Ces deux moyens de déterminer la nécessité de la mesure de protection ne sont pas étudiés séparément. En effet, le juge procède à leur articulation pour déterminer la pertinence de la mesure de protection projetée.
L’articulation du certificat médical et de l’audition
C’est par la confrontation du certificat médical et de l’audition du majeur que le juge forge sa décision sur la nécessité de l’ouverture d’une mesure de protection. Deux situations doivent être étudiées. D’abord, lorsque le certificat médical et l’audition concordent, comme c’est le cas dans la première affaire. La motivation du juge mentionne de manière opportune que l’audition confirme les faits avancés dans le certificat.

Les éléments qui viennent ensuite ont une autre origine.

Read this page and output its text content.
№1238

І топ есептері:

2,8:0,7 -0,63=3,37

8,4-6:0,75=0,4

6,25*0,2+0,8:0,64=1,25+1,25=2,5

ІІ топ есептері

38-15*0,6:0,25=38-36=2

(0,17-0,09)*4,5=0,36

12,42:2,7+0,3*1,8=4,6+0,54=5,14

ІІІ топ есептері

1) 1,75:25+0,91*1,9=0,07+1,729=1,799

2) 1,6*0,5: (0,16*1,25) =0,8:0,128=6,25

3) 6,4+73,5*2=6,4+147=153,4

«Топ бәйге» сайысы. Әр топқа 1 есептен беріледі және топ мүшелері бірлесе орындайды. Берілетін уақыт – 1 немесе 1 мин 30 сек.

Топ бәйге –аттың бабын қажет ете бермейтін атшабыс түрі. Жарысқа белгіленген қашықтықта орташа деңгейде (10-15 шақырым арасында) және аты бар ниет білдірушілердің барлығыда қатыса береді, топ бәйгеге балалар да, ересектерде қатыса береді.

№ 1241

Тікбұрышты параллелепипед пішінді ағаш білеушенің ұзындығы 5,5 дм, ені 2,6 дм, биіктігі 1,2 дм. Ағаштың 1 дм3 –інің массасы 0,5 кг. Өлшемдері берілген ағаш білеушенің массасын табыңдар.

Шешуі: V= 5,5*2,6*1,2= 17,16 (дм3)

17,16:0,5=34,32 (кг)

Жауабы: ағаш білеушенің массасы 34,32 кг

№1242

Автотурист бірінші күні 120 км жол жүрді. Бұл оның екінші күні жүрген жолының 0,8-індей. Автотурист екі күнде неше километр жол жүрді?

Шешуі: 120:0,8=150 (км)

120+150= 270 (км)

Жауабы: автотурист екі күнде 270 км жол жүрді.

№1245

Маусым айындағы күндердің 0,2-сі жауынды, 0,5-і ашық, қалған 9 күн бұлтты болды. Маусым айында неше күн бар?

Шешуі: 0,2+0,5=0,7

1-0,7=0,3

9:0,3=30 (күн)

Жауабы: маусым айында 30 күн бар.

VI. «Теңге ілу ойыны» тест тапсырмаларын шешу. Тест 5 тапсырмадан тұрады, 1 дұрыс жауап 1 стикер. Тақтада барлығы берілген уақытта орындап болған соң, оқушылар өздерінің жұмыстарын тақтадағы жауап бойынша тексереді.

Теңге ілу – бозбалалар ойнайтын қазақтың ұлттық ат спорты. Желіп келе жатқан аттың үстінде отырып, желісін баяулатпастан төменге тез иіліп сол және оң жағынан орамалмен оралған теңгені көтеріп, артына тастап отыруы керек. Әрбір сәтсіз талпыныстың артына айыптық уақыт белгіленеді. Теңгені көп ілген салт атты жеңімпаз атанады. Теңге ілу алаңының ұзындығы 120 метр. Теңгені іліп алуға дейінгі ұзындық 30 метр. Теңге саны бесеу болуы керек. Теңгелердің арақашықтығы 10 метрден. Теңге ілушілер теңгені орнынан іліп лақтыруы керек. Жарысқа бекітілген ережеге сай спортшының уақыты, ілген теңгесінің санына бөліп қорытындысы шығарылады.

Cette manière de procéder semble pertinente, car elle ne fait pas reposer l’ouverture de la mesure sur le seul certificat médical, mais allie, au contraire, les différents outils mis à la disposition du juge pour qu’il détermine si la mesure est nécessaire. Ensuite, lorsque le certificat médical initial et l’audition ne concordent pas, comme dans la seconde affaire, le juge semble faire prévaloir l’audition du majeur. Cela semble être particulièrement le cas lorsque l’audition est confirmée par d’autres éléments de fait venant étayer que le majeur est en pleine capacité d’exprimer sa volonté et d’assurer ses intérêts – comme le fait qu’il habite seul, qu’aucune preuve, autre que le certificat initial, n’est apportée pour confirmer les difficultés supposées du majeur dans son quotidien. Cette mise à l’écart du certificat médical n’étonne pas. En effet, il n’est pas contraignant pour le juge, qui n’est donc pas tenu de le suivre2. L’audition du majeur est donc d’une importance fondamentale3 en ce que le certificat médical peut ne pas refléter une situation exacte du majeur quant à la capacité d’exprimer ses volontés et de protéger ses intérêts. Elle est primordiale dans le processus de détermination de la nécessité de l’ouverture d’une mesure de protection.